What are you training for?

I often hear people saying “well, that’s a mark, you shouldn’t cast your dog”. We had a discussion about it as late as this weekend when I attended a course, and it was also discussed on the working test that Lena and I were at on Good Friday. As in so many other discussions, I think that depends very much on one’s understanding. Depending on what you want to do with your retriever, there are different requirements that you need to relate to.

I think everyone agrees that a mark is something that the dog has seen or heard falling and that when you cast, you direct the dog to a specific place. This means that a mark can turn into casting if the handler steps in and controls the dog.
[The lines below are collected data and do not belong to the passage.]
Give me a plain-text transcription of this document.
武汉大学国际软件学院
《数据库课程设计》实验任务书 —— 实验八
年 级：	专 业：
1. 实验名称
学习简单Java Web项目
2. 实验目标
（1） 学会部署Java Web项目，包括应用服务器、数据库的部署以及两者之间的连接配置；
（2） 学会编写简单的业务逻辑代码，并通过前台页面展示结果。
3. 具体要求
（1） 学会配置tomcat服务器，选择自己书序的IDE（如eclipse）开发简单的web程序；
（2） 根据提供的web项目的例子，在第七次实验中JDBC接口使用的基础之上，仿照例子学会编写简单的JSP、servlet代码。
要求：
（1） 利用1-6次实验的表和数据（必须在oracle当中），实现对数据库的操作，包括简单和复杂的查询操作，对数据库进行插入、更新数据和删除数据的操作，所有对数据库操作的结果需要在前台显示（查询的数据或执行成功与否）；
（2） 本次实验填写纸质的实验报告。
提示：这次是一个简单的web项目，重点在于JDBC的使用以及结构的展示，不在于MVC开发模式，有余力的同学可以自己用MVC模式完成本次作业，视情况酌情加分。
Many trainers in Sweden, are “raised” with SSRK’s B type cold game trials, which is a so-called “trait assessment”. Different traits are evaluated, including the ability to mark. In other words, if the handler steps in and casts the dog to a mark, it becomes difficult to assess the dog’s marking ability. Let’s save the discussion on the fact that even these “traits” are highly trainable and could not have been shown at all unless the handler was involved for another time… 😉

Working test and field trials / mock trials, on the other hand, are competitions, and the dummy / game needs to be delivered to the handler as quickly and efficiently as possible. At the working tests in Sweden, the ideal in order to score the highest points has become that the dog nails the mark without involvement from the handler. Even the smallest signal usually leads to point deduction. The dog searching for the dummy for a while will probably lead to more points deducted than if a signal is needed to get the dog in – so it is always a trade-off for what gives the least points deduction. Some judges will also deduct if the handler points at the marks as they fall or when the dog is to be sent out.

In the A type trials in Sweden and above all the British field trials that are inspiring more and more trials and the training here in Sweden (for example, all Swedish Gundog’s Leagues trials are entirely based on the British field trial rules), you don’t care much about the difference between marking and casting. The game should be retrieved as fast and efficient as possible. If the dog has marked and nails it, that of course is very efficient. But sometimes the terrain makes it difficult for the dog to mark well and sometimes the dog ends up in the wrong wind when coming into the area. Unlike in the B type cold game trials in Sweden, you never know where the game ends up in a field trial. Freshly shot game in rough terrain doesn’t give away as much scent as cold game that has been in the same area for a whole day. It really matters that the dog then ends up in the correct area and stays there, hunting for the game. Even the slightest error when making way to the correct area will make it more and more difficult to get the dog to the area where he can begin searching. In these situations you’ll get to see the nice cooperation between dog and handler, simply working together. In a field trial, the dog will get the chance to continue working as long as he listens to the signals and is doing meaningful things. However, if the dog doesn’t listen or is working in the wrong area, he’ll be recalled and is out of the running.

So where should your thinking be going when training? I want my dogs to be good markers, because I’ll always benefit from that. At the same time, I also want them to be steerable – because if for some reason they didn’t get the mark, or if they end up in the wrong wind, I need to be able to help them. So, I work on both marking ability and casting. Then I adapt to the trial form we’re starting in – or go in with the knowledge that if I don’t adapt, I will get a deduction / remark but I’ll still follow my own handling system. If I have decided to practice the marking ability, I won’t go in and control the dog, but rather redo the mark if there are challenges. If I have decided to practice directing my dog to a mark, I’ll step in and direct the dog as soon as I notice that he’s on the wrong path, for example turning in the wrong direction or getting in the wrong wind. And it is always a challenge – often you’re too late with the whistle, and the dog is already in the wrong place. Or you use the whistle too early – if you had just waited for a bit, the dog might have ended up in the correct spot.

My handling system is not unique, many others have the same. The important thing is just to think through what you want it to look like and that you create a system where both you and your dog know what the different signals mean.

A great many send their dogs on a mark just using the dog’s name, or the cue “retrieve”. If you have multiple dogs that you work at the same time, it is very convenient to send them on different cues. I send using the dog’s name and “retrieve”, or a word that corresponds to the dog’s name because I use the dog’s name as the attention signal, meaning “now it is your turn, but wait for the next cue before you do anything”. I send Keen with the cue “eager” and Diesel with “Diesel – retrieve”.

I stand straight facing the mark that the dog should retrieve and I send the dog when he looks in the right direction. If my dog doesn’t look in the right direction, I’ll help him by pointing with my hand, which may be needed, for example, if it has been a while since the mark fell or if there are many marks to choose from. In training, I try to make sure that I don’t need to use the hand, especially not on direct marks. In that case, I prefer to try the mark again if something goes wrong. If, on the other hand, it is a trial and my dog has missed the mark, I will definitely not send him using the cue for a mark, but instead use the cue for casting.

When casting, I send my dog by putting the whistle in my mouth, stepping forward with my right foot, pointing my hand in the direction he should run and when my dog focuses in the correct direction, cueing “ut” (“back”).